Lecture 1,2,3 Flashcards
Four traits of Social Entrepreneurship
- Social market failure (reason for occurrence)
- Mission (the fundamental purpose)
- Resource and mobilisation (dif. approaches in managing human and financial resources, faced with more constraint)
- Performance measurement
The elements of entrepreneurship (PCDO framework)
- People and Resources
- Context
- Deal (different value transaction)
- Opportunity (desired future state)
Why is social entrepreneurship needed?
- Because traditional companies don’t solve the most urgent problems (sometimes they even cause or aggravate them)
- It seems some social entrepreneurs provide better solutions for some of the world’s most challenging problems than other actors
- Government-to-government aid doesn’t solve problems.
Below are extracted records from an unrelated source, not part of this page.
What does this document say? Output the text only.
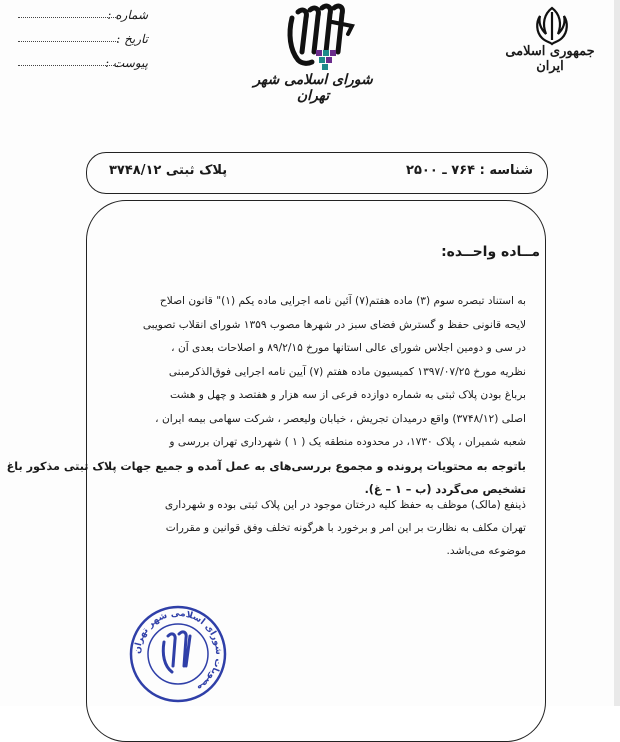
جمهوری اسلامی ایران
شورای اسلامی شهر تهران
شماره :
تاریخ :
پیوست :
شناسه : ۷۶۴ ـ ۲۵۰۰
پلاک ثبتی ۳۷۴۸/۱۲
مــاده واحــده:
به استناد تبصره سوم (۳) ماده هفتم(۷) آئین نامه اجرایی ماده یکم (۱)" قانون اصلاح
لایحه قانونی حفظ و گسترش فضای سبز در شهرها مصوب ۱۳۵۹ شورای انقلاب تصویبی
در سی و دومین اجلاس شورای عالی استانها مورخ ۸۹/۲/۱۵ و اصلاحات بعدی آن ،
نظریه مورخ ۱۳۹۷/۰۷/۲۵ کمیسیون ماده هفتم (۷) آیین نامه اجرایی فوق‌الذکرمبنی
برباغ بودن پلاک ثبتی به شماره دوازده فرعی از سه هزار و هفتصد و چهل و هشت
اصلی (۳۷۴۸/۱۲) واقع درمیدان تجریش ، خیابان ولیعصر ، شرکت سهامی بیمه ایران ،
شعبه شمیران ، پلاک ۱۷۳۰، در محدوده منطقه یک ( ۱ ) شهرداری تهران بررسی و
باتوجه به محتویات پرونده و مجموع بررسی‌های به عمل آمده و جمیع جهات پلاک ثبتی مذکور باغ
تشخیص می‌گردد (ب – ۱ – غ).
ذینفع (مالک) موظف به حفظ کلیه درختان موجود در این پلاک ثبتی بوده و شهرداری
تهران مکلف به نظارت بر این امر و برخورد با هرگونه تخلف وفق قوانین و مقررات
موضوعه می‌باشد.
مصوبات شورای اسلامی شهر تهران
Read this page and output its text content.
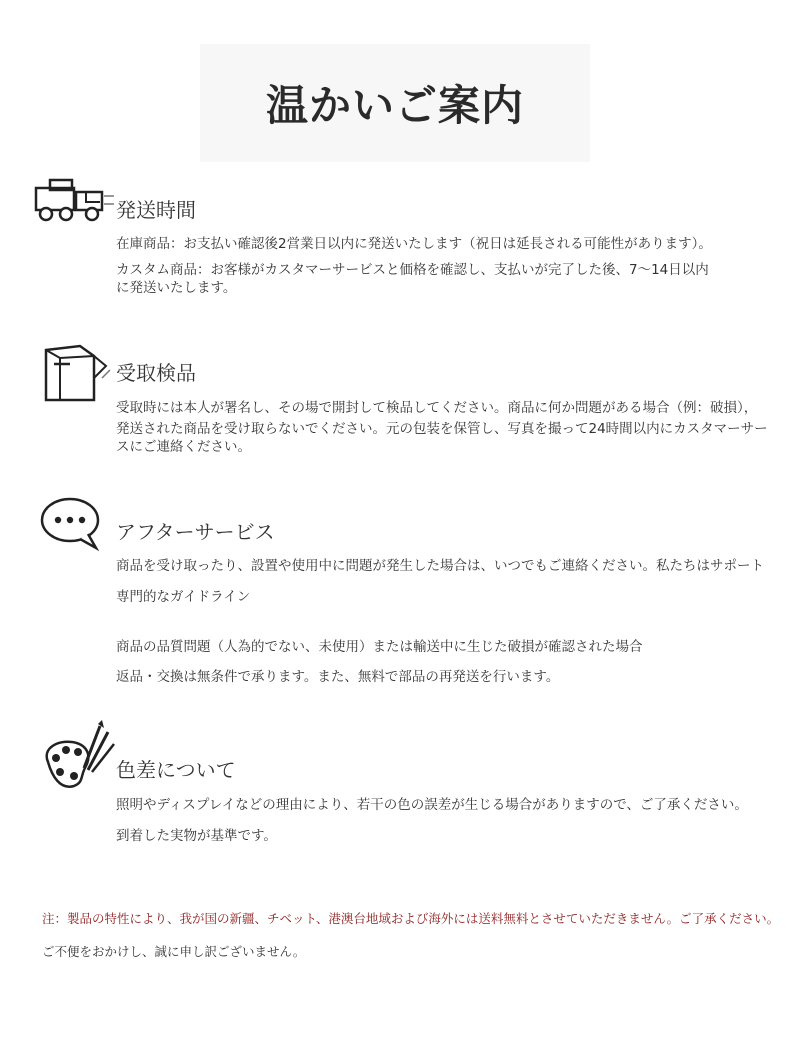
温かいご案内
発送時間
在庫商品：お支払い確認後2営業日以内に発送いたします（祝日は延長される可能性があります）。
カスタム商品：お客様がカスタマーサービスと価格を確認し、支払いが完了した後、7〜14日以内
に発送いたします。
受取検品
受取時には本人が署名し、その場で開封して検品してください。商品に何か問題がある場合（例：破損），
発送された商品を受け取らないでください。元の包装を保管し、写真を撮って24時間以内にカスタマーサー
スにご連絡ください。
アフターサービス
商品を受け取ったり、設置や使用中に問題が発生した場合は、いつでもご連絡ください。私たちはサポート
専門的なガイドライン
商品の品質問題（人為的でない、未使用）または輸送中に生じた破損が確認された場合
返品・交換は無条件で承ります。また、無料で部品の再発送を行います。
色差について
照明やディスプレイなどの理由により、若干の色の誤差が生じる場合がありますので、ご了承ください。
到着した実物が基準です。
注：製品の特性により、我が国の新疆、チベット、港澳台地域および海外には送料無料とさせていただきません。ご了承ください。
ご不便をおかけし、誠に申し訳ございません。
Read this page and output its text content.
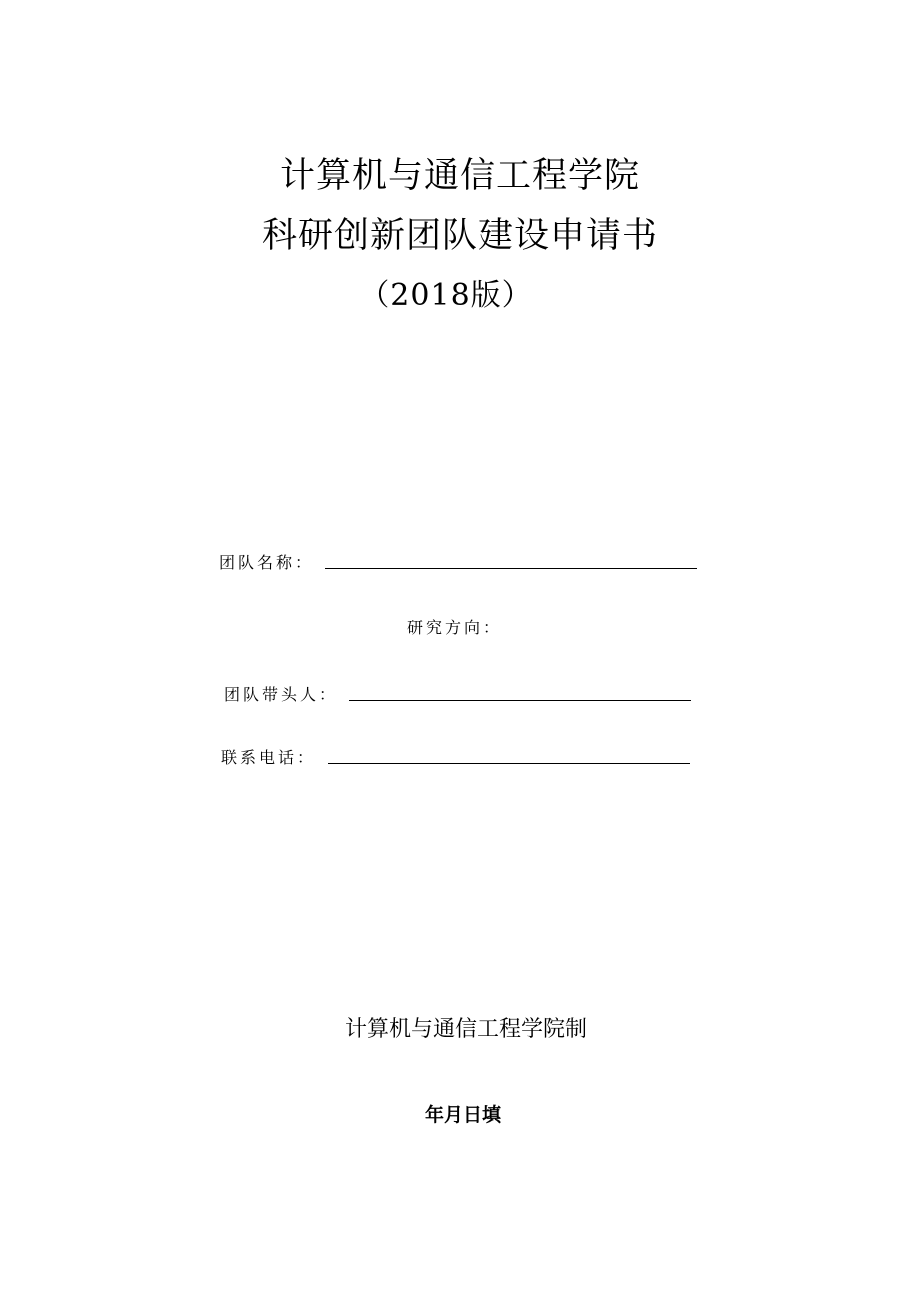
计算机与通信工程学院
科研创新团队建设申请书
（2018版）
团队名称：
研究方向：
团队带头人：
联系电话：
计算机与通信工程学院制
年月日填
Sometimes it might even cause them.
- Because they increase the “adaptive efficiency” of societies
What is adaptive efficiency?
Adaptive efficiency, therefore, provides the incentives to encourage the development of decentralized decision-making processes that will allow societies to maximize the efforts required to explore alternative ways of solving problems
The three parts of adaptive efficiency
- Decentralised innovation
- Experimentation
- Problem solving
What is social entrepreneurship?
Social entrepreneurs play the role of change agents in the social sector, by:
- Adopting a mission to create and sustain social value (not just private value)
- Recognising and relentlessly pursuing new opportunities to serve that mission
- Engaging in a process of continuous innovation, adaptation and learning
- Acting boldly without being limited by resources currently in hand
- Exhibiting heightened accountability to the constituencies served and for the outcomes created
Social entrepreneurs…
- Put mission over profits
- Mitigate or solve societal problems
- Build business models that address the root cause of a problem
- Implement business models changing the system
- Act entrepreneurial
- Develop innovative or new approaches
Key takeaways from the Mosan lecture
- Co-creation: Work closely with the people to really understand their needs
- System: Often a new product is not only a product but what is needed in a system
- Behavioural change
- Solutions don’t work in all contexts
- You don’t need to be the founder to have an impact
- Networks and contacts are important
Theory of change is…
a comprehensive description and illustration of how and why a desired change is expected to happen in a particular context. It is focused in particular on mapping out or “filling in” what has been described as the “missing middle” between what a program or change initiative does (its activities or interventions) and how these lead to desired goals being achieved. It does this by first identifying the desired long-term goals and then works back from these to identify all the conditions (outcomes) that must be in place (and how these related to one another causally) for the goals to occur.